Kevin Slinkman, 54, never liked sitting still and always pursued physical fitness.

“I ran, I swam, bicycled. I’ve been something all my life. I played football and lacrosse in high school,” he said.

Three years ago, Slinkman felt himself slowing down. Just riding his bike up a hill grew more difficult.

“I attributed it to age, like I’m just getting older. I’m in my 50s now,” Slinkman said.

Slinkman finally decided to get the problem checked out. He quickly ended up at Duke University Hospital, where doctors learned he had a congenital heart defect. Instead of three leaflets in his aortic valve, he only had two and they were heavily calcified and failing.

“They estimate about 11 percent blood flow through it than should have been flowing through it,” Slinkman said.

Replacing Slinkman’s heart valve would not be enough. He needed a heart transplant, but until one became available he needed a heart pump.

“It was very life changing to have that diagnosis given to us,” said Slinkman’s wife, Marilyn Slinkman.

The pump is called a left ventricle assist device, or LVAD.

“It basically reroutes around the heart into the aorta,” said Kevin Slinkman. “Basically, that did the pumping for my heart.”

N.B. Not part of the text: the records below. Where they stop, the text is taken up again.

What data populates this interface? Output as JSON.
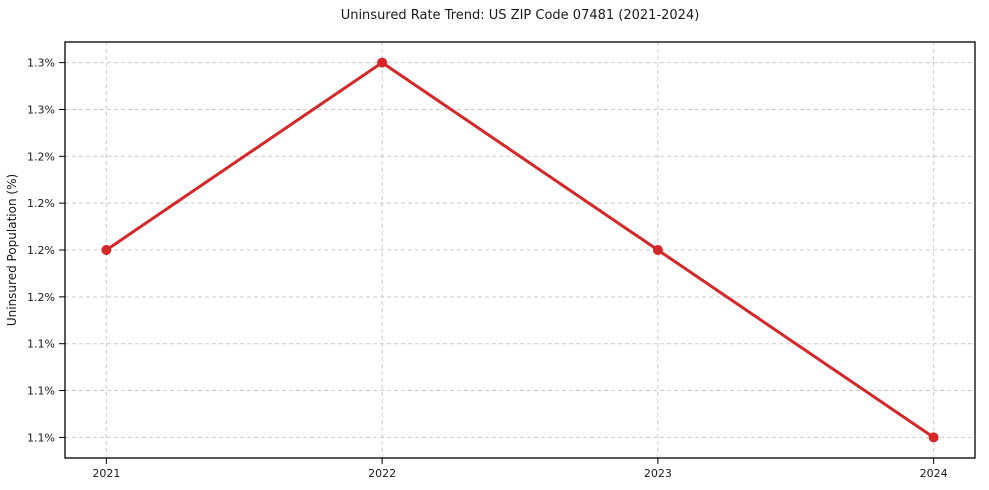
{
  "chart_data": {
    "type": "line",
    "title": "Uninsured Rate Trend: US ZIP Code 07481 (2021-2024)",
    "xlabel": "",
    "ylabel": "Uninsured Population (%)",
    "x": [
      2021,
      2022,
      2023,
      2024
    ],
    "values": [
      1.2,
      1.3,
      1.2,
      1.1
    ],
    "xlim": [
      2020.85,
      2024.15
    ],
    "ylim": [
      1.089,
      1.311
    ],
    "xticks": {
      "values": [
        2021,
        2022,
        2023,
        2024
      ],
      "labels": [
        "2021",
        "2022",
        "2023",
        "2024"
      ]
    },
    "yticks": {
      "values": [
        1.3,
        1.275,
        1.25,
        1.225,
        1.2,
        1.175,
        1.15,
        1.125,
        1.1
      ],
      "labels": [
        "1.3%",
        "1.3%",
        "1.2%",
        "1.2%",
        "1.2%",
        "1.2%",
        "1.1%",
        "1.1%",
        "1.1%"
      ]
    },
    "grid": true,
    "legend": false,
    "line_color": "#d62728",
    "marker": "circle"
  }
}
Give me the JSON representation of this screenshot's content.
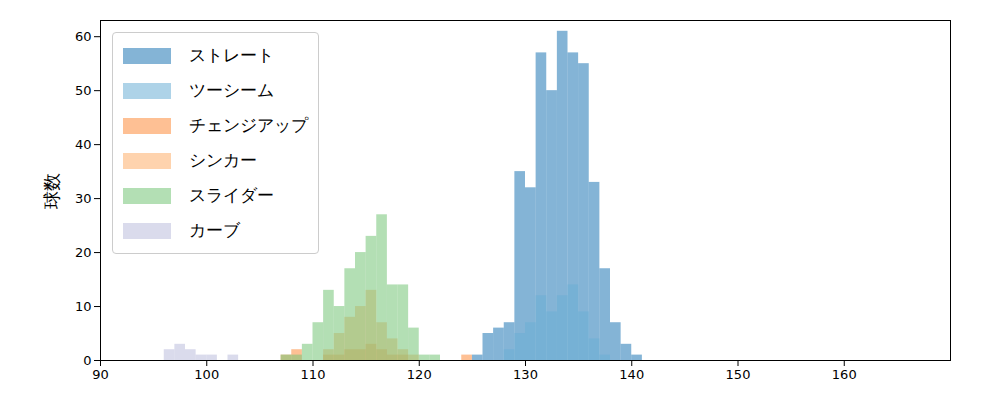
{
  "chart_data": {
    "type": "histogram",
    "y_label": "球数",
    "xlim": [
      90,
      170
    ],
    "xticks": [
      90,
      100,
      110,
      120,
      130,
      140,
      150,
      160
    ],
    "ylim": [
      0,
      63
    ],
    "yticks": [
      0,
      10,
      20,
      30,
      40,
      50,
      60
    ],
    "grid": false,
    "legend": "upper left",
    "series": [
      {
        "name": "ストレート",
        "color": "#1f77b4",
        "bins": [
          125,
          126,
          127,
          128,
          129,
          130,
          131,
          132,
          133,
          134,
          135,
          136,
          137,
          138,
          139,
          140,
          141
        ],
        "values": [
          1,
          5,
          6,
          7,
          35,
          32,
          57,
          50,
          61,
          57,
          55,
          33,
          17,
          7,
          3,
          1
        ]
      },
      {
        "name": "ツーシーム",
        "color": "#6baed6",
        "bins": [
          128,
          129,
          130,
          131,
          132,
          133,
          134,
          135,
          136,
          137,
          138
        ],
        "values": [
          2,
          5,
          7,
          12,
          9,
          12,
          14,
          9,
          4,
          1
        ]
      },
      {
        "name": "チェンジアップ",
        "color": "#fd8d3c",
        "bins": [
          107,
          108,
          109,
          110,
          111,
          112,
          113,
          114,
          115,
          116,
          117,
          118,
          119,
          120,
          121,
          122,
          123,
          124,
          125
        ],
        "values": [
          1,
          2,
          0,
          0,
          1,
          1,
          2,
          2,
          3,
          2,
          1,
          1,
          0,
          0,
          0,
          0,
          0,
          1
        ]
      },
      {
        "name": "シンカー",
        "color": "#fdae6b",
        "bins": [
          111,
          112,
          113,
          114,
          115,
          116,
          117,
          118,
          119,
          120
        ],
        "values": [
          2,
          5,
          8,
          10,
          13,
          7,
          4,
          2,
          1
        ]
      },
      {
        "name": "スライダー",
        "color": "#74c476",
        "bins": [
          107,
          108,
          109,
          110,
          111,
          112,
          113,
          114,
          115,
          116,
          117,
          118,
          119,
          120,
          121,
          122
        ],
        "values": [
          1,
          1,
          3,
          7,
          13,
          10,
          17,
          20,
          23,
          27,
          14,
          14,
          6,
          1,
          1
        ]
      },
      {
        "name": "カーブ",
        "color": "#bcbddc",
        "bins": [
          96,
          97,
          98,
          99,
          100,
          101,
          102,
          103
        ],
        "values": [
          2,
          3,
          2,
          1,
          1,
          0,
          1
        ]
      }
    ]
  }
}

Many patients wait for a donor’s heart for more than a year, but Slinkman and his wife got the call from Duke within six months.

“He’s a walking miracle. He really is,” said Marilyn Slinkman.

Recovery was tough but now Kevin Slinkman is doing well and hopes to get back on his bike soon. He wants others to learn from his story.

“Your body, you know your body better than anybody else. Don’t let these warning signs go by like I did,” he said.

The Slinkmans said, one day, they would love to meet the family of the heart donor. That person saved the lives of at least three other people, with the gifts of two kidneys and a liver.